P.S. the "Patol Babu" excerpt above is from Ray’s own English translation of the story, most recently published in Classic Satyajit Ray. Incidentally, this is also the story that Dibakar Banerjee has adapted for his short film for the 100 Years of Cinema project. As mentioned in my Banerjee profile for Caravan, Nawazuddin Siddiqi - an actor who struggled for years before breaking into the big league - is playing the lead role in that film, which will incorporate elements from Nawazuddin's own real-life story.

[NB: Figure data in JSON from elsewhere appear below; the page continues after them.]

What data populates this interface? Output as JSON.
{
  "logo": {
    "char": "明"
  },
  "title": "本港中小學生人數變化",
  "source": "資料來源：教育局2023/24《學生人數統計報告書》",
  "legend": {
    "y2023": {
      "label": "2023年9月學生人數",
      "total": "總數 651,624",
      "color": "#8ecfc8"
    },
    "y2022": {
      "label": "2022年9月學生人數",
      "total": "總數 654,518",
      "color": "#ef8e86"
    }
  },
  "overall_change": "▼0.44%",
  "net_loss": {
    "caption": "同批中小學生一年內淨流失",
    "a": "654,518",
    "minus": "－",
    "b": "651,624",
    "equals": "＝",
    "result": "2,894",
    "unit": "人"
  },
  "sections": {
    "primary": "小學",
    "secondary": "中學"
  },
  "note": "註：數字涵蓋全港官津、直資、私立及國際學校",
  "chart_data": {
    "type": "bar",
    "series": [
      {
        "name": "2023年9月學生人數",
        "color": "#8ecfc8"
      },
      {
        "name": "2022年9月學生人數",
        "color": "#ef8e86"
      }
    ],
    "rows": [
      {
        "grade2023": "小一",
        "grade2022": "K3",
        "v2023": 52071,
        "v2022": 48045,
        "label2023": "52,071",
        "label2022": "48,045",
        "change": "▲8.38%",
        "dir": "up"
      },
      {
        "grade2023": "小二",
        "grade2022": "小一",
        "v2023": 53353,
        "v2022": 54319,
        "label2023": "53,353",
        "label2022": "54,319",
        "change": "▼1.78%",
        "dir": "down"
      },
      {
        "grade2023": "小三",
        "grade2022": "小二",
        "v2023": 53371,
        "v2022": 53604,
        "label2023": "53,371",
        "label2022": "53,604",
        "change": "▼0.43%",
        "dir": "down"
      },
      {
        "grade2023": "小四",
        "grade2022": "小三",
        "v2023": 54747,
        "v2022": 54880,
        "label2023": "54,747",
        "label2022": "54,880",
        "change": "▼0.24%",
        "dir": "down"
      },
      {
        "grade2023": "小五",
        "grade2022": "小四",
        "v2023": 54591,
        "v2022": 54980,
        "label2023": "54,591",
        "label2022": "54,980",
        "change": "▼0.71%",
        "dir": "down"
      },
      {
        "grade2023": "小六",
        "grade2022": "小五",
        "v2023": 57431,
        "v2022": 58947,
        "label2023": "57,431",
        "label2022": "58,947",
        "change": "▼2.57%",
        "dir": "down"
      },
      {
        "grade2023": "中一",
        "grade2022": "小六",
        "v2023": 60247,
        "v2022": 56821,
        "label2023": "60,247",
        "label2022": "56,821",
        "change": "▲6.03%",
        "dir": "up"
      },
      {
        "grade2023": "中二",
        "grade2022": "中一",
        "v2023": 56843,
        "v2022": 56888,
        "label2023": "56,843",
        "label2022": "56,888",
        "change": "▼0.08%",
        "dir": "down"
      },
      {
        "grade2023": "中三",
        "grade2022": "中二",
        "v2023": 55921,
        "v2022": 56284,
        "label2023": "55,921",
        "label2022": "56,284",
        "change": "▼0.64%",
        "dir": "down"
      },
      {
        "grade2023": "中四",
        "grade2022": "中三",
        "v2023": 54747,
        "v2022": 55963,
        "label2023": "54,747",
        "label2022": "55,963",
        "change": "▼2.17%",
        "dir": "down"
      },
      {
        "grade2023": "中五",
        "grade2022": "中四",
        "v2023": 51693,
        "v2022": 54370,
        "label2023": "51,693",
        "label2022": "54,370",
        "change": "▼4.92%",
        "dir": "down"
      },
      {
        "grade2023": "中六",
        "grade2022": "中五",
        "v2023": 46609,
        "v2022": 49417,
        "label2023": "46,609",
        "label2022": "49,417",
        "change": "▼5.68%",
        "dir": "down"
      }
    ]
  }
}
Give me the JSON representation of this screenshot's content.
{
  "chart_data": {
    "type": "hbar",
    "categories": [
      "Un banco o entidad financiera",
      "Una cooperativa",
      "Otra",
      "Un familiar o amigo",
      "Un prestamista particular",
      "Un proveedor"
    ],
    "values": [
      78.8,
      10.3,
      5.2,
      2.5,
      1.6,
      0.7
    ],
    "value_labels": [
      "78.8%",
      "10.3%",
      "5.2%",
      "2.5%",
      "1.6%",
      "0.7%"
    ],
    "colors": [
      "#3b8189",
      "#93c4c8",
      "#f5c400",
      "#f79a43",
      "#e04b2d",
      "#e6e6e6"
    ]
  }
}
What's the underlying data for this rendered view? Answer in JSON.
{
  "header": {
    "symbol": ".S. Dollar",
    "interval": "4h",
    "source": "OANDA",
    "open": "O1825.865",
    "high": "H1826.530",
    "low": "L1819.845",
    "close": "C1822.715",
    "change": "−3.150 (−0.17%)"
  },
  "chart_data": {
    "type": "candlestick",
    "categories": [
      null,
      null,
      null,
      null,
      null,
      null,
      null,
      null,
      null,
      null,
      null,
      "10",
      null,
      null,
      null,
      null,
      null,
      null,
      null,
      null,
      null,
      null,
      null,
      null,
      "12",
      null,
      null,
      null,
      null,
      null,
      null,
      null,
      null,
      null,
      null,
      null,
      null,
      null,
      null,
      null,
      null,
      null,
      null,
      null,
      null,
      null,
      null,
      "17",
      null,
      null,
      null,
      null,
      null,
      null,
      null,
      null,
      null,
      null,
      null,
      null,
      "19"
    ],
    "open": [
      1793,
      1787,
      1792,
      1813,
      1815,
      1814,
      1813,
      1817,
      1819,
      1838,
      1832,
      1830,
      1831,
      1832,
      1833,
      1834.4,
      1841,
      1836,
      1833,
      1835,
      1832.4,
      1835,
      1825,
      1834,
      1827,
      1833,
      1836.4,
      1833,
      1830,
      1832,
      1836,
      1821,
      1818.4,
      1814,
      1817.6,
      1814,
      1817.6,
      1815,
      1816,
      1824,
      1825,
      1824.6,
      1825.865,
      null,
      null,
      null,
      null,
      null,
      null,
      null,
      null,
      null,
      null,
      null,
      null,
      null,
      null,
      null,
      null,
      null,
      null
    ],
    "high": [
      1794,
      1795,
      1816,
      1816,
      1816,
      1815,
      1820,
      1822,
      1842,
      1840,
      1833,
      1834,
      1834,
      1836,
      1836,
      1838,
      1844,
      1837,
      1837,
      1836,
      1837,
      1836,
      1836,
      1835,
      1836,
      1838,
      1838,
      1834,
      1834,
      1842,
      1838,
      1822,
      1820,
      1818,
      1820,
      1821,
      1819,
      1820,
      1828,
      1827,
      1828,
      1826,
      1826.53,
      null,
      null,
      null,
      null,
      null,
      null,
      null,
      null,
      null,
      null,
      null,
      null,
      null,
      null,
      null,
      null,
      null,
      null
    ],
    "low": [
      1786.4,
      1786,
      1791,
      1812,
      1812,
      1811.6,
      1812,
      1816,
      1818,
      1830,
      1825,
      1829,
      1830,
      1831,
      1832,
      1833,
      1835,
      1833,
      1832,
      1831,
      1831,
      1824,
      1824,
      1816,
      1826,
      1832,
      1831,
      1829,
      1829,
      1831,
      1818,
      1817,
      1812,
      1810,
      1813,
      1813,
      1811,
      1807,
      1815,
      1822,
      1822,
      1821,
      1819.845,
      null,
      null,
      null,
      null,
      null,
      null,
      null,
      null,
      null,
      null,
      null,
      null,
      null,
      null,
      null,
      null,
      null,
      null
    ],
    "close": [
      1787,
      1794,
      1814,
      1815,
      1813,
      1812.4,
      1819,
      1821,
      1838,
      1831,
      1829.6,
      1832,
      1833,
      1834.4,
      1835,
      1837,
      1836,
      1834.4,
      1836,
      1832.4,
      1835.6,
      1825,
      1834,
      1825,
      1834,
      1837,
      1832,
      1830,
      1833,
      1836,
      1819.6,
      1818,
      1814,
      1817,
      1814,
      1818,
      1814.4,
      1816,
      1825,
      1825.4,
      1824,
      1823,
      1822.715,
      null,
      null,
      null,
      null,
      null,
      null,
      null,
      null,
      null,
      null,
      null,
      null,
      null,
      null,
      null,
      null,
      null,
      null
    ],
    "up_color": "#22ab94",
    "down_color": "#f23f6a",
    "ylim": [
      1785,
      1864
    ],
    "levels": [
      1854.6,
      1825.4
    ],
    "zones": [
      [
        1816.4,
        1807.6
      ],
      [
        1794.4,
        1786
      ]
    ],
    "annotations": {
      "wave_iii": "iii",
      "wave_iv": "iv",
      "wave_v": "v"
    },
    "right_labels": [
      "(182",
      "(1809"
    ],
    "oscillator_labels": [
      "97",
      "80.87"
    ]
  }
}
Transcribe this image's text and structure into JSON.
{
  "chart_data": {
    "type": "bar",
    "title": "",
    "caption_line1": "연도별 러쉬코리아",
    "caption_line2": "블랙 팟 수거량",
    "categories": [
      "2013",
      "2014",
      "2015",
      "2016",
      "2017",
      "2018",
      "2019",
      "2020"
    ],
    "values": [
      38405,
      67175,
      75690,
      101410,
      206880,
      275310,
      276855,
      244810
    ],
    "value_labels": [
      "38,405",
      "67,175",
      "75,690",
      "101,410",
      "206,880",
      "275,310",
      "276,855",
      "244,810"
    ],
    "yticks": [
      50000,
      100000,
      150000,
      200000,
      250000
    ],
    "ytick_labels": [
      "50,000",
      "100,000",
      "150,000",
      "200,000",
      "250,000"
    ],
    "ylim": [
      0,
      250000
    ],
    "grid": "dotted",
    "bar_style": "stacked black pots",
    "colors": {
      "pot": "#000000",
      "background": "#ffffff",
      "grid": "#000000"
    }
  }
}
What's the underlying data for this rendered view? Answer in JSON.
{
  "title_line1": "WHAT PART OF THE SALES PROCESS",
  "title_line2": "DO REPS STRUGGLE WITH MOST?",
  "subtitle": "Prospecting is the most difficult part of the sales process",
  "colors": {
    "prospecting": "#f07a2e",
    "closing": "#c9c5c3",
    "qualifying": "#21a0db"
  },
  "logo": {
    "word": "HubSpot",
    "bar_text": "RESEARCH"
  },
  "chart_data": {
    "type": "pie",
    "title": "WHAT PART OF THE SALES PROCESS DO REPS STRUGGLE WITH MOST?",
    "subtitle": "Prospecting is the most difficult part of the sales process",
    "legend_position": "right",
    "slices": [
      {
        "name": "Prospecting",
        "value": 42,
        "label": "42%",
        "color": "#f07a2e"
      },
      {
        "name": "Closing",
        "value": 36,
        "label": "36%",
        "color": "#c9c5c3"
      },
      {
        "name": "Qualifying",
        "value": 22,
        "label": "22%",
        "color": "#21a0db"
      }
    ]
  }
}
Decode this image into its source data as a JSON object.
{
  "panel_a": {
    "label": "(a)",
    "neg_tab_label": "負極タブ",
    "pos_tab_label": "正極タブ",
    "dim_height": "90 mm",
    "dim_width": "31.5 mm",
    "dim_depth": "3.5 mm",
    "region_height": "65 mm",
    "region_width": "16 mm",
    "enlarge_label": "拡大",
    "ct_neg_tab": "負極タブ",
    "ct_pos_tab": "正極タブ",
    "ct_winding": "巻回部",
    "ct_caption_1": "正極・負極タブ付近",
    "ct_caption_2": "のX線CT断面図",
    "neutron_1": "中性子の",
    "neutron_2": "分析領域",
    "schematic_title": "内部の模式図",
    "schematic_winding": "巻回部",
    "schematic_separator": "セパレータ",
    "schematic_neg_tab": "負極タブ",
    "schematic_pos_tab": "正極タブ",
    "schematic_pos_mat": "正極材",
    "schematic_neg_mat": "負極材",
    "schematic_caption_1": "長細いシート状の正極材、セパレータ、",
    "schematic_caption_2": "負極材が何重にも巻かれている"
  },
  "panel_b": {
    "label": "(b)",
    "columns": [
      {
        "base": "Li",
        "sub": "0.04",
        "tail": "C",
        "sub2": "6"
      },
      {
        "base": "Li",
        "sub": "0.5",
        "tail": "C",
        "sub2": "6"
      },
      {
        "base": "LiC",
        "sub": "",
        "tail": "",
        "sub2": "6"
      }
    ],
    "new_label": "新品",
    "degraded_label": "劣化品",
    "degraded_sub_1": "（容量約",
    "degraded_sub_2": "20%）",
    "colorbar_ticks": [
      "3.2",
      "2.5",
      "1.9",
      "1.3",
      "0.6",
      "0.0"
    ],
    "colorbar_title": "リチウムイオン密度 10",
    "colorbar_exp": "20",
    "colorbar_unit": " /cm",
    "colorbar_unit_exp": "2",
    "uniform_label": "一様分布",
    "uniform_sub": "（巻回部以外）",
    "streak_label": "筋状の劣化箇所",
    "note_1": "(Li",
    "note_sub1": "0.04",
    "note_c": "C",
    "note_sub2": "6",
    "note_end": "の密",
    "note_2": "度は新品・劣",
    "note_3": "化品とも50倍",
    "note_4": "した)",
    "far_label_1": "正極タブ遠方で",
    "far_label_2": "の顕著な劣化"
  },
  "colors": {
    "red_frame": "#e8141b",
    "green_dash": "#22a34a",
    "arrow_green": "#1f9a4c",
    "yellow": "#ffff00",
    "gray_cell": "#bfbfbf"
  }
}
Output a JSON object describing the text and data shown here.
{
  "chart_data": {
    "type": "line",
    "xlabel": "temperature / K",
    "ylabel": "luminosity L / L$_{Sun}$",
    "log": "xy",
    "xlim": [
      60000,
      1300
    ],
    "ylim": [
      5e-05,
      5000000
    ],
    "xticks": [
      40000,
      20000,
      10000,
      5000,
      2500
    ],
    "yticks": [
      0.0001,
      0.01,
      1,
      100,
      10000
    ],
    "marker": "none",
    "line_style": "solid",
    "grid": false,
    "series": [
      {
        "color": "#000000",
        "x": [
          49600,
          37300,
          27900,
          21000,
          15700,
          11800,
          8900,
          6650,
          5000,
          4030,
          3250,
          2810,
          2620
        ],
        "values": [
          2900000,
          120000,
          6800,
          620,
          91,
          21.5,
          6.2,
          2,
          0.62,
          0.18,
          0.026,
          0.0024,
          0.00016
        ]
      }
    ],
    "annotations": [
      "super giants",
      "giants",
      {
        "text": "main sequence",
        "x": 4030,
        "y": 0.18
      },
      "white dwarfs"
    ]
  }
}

And an anecdote from an email exchange: probably not something one should read too much into, but then again who knows. A few months ago a photo of the young MacMohan from the Aao Pyaar Karein song was doing the rounds on the internet; movie buffs were asking each other to identify the man, “who became unexpectedly famous in the 1970s”. A friend tells me she was astonished by how many of her correspondents wrote back asking if the picture was that of a skinny young pre-stardom Rajesh Khanna, because “the smile is the same”. Perhaps the angle of the photo was particularly flattering to MacMohan, or perhaps this was because Khanna had recently died and everyone had him on their mind. But as my friend put it, “even if they were seeing things, clearly in that snap he did look hero-like enough for them.” (Or nearly as hero-like as Rajesh Khanna, which is not an unequivocal compliment.)